À l’heure où l’industrie automobile vacille entre incertitudes écologiques, pression réglementaire et bouleversements technologiques, les marques historiques choisissent de se tourner vers le passé pour réaffirmer leur identité. Peugeot, Renault et Citroën, trois figures emblématiques de l’automobile française, ont récemment ressuscité des modèles iconiques, incarnant chacun à leur manière une époque révolue. Mais cette stratégie ne se limite pas à une simple réinterprétation stylistique : elle s’inscrit dans une démarche de storytelling émotionnel, visant à raviver le lien entre ces véhicules mythiques et la mémoire collective.
Le break 504 de Peugeot, la Renault 5 et la Citroën SM incarnent cette tendance. Chacune d’elles, par son design et son histoire, porte en elle une dimension symbolique forte, rappelant les années 1970 – 2000, des époques où la voiture représentait plus qu’un moyen de transport : un vecteur d’identité, de style et de culture.

La renaissance du break Peugeot 504 : un hommage à la pop culture
En 2000, le groupe 113, mené par Rim’K, marque les esprits en montant sur scène aux Victoires de la Musique à bord d’un break Peugeot 504, emblème d’une génération en quête de reconnaissance. Deux décennies plus tard, Peugeot choisit de réinventer ce modèle pour célébrer les Flammes 2025, un événement Spotify qui se veut le reflet de la scène musicale urbaine contemporaine.
Pour Matthias Hossann, directeur du design Peugeot, la voiture est avant tout un objet émotionnel, un témoin des époques et des identités. « Une voiture est un vecteur d’émotion », souligne-t-il. Cette réédition du 504, déjà aperçue lors des Victoires de la Musique 2025, s’inscrit ainsi dans une volonté de reconnecter la marque à un public jeune tout en rappelant son ancrage dans la culture urbaine.
Cette 504 modernisée intègre des clins d’œil aux années 2000 : des valises bleues sur le toit évoquant les départs en vacances, un tissu Tati sur les sièges pour rappeler un art de vivre populaire, et surtout une platine vinyle intégrée au tableau de bord, conçue par le designer Jean-Baptiste Anotin. Une touche nostalgique qui dialogue avec les codes contemporains du design automobile.

Rim’K, le pont entre deux générations
Pour Peugeot, le choix de collaborer avec Rim’K est loin d’être anodin. Fondateur du groupe 113, il incarne une époque où le rap français prend son essor, s’imposant comme la voix de la banlieue. Ses textes, engagés et percutants, résonnent encore aujourd’hui comme des instantanés de la France des années 2000.
Aux Flammes 2025, Rim’K reprend symboliquement le volant du break 504, véhicule qui l’a accompagné lors de moments marquants de sa carrière. Pour Matthias Hossann, ce projet est plus qu’un exercice de style : « C’est une célébration de la culture populaire, de ces moments partagés qui construisent notre identité collective ». En associant son modèle iconique à une figure du rap, Peugeot réaffirme sa capacité à capter les imaginaires et à se positionner comme un acteur culturel autant qu’industriel.

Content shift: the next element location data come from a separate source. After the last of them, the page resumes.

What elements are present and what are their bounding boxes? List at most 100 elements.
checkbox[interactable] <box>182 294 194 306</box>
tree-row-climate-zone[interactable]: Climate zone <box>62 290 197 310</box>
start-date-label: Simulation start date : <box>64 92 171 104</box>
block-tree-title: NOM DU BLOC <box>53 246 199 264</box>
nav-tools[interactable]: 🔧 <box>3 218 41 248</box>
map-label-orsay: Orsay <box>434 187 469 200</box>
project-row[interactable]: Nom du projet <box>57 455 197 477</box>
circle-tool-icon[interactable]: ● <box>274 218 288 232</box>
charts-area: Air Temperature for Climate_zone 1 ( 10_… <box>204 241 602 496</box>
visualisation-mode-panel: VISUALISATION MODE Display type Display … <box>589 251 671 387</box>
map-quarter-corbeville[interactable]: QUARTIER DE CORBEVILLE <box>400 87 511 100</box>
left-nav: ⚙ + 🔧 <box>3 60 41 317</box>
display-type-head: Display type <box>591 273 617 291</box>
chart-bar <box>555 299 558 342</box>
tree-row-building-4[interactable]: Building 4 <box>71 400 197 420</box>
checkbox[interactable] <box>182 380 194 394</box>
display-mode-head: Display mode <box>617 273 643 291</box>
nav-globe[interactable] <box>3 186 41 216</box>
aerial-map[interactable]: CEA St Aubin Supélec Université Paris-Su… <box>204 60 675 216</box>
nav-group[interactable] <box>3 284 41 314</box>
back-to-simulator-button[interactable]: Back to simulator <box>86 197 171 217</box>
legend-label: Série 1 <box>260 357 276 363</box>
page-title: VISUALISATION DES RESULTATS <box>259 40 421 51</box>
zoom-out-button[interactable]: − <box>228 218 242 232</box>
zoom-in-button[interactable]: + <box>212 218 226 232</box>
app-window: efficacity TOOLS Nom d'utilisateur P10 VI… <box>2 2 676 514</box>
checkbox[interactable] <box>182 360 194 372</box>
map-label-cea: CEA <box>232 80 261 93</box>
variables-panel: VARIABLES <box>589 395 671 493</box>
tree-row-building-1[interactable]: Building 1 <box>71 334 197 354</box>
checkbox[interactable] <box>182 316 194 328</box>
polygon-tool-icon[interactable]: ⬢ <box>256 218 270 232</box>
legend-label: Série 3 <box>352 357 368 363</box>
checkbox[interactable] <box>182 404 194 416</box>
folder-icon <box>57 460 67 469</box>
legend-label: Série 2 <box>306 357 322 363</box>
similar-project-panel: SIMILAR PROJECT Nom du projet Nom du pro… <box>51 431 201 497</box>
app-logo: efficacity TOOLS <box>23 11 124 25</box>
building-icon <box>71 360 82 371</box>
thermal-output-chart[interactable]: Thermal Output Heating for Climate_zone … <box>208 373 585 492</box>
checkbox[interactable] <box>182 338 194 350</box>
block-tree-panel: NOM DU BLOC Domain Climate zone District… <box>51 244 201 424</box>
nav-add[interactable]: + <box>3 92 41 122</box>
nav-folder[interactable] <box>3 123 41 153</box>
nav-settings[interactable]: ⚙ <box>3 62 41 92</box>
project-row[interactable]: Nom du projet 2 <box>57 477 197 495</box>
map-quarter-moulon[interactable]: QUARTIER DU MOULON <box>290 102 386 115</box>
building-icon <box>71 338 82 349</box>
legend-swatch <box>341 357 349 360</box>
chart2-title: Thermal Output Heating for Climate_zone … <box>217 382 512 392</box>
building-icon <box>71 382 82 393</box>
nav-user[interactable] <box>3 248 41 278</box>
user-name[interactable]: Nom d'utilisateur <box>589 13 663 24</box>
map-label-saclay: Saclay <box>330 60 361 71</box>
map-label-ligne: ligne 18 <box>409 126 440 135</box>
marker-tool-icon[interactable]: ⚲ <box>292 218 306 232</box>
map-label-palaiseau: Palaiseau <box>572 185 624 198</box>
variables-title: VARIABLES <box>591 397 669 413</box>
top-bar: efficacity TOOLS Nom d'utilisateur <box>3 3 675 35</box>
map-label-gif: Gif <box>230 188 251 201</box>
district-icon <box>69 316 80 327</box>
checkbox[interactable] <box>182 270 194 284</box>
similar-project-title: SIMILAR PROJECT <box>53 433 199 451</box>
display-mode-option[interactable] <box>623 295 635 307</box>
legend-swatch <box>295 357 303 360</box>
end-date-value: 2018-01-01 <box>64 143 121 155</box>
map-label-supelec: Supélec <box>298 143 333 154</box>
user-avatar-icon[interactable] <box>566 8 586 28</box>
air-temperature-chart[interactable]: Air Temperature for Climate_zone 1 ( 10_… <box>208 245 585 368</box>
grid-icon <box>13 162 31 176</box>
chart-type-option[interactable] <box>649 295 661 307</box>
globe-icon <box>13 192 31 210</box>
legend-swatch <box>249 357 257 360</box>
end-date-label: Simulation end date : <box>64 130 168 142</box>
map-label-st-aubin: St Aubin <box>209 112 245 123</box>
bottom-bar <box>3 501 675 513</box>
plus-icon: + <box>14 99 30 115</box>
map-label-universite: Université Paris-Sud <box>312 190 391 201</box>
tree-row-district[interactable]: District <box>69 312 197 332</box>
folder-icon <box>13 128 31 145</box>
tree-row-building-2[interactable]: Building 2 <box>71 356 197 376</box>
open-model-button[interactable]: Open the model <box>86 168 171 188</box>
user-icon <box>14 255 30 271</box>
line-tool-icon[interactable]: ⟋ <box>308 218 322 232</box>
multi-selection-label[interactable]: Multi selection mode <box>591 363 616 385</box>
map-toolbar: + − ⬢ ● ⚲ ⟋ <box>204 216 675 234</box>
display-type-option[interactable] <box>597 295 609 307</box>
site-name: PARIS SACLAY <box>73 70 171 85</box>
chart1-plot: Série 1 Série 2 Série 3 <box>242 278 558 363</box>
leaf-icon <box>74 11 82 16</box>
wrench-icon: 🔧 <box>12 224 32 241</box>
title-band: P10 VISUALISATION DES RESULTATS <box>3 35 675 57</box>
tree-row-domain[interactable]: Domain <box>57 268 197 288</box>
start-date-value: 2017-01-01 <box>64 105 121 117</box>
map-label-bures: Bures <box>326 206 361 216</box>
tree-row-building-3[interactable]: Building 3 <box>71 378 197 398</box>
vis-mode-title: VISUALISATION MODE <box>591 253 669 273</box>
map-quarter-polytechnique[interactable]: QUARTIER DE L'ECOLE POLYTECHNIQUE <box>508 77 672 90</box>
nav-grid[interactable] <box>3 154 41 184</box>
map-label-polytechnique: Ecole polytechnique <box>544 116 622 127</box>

Quand le passé devient futur : Renault et Citroën à la conquête de la nostalgie
La marque au Lion n’est pas la seule à surfer sur la vague rétro. Renault a également remis sur le marché deux de ses modèles emblématiques : la Renault 5 et la Renault 4. Dans un contexte où l’électrification devient la norme, ces véhicules emblématiques des années 70 se parent désormais de lignes modernisées tout en conservant leurs silhouettes reconnaissables. La stratégie est claire : capter l’attention des nostalgiques tout en séduisant une nouvelle génération avide de références pop culture.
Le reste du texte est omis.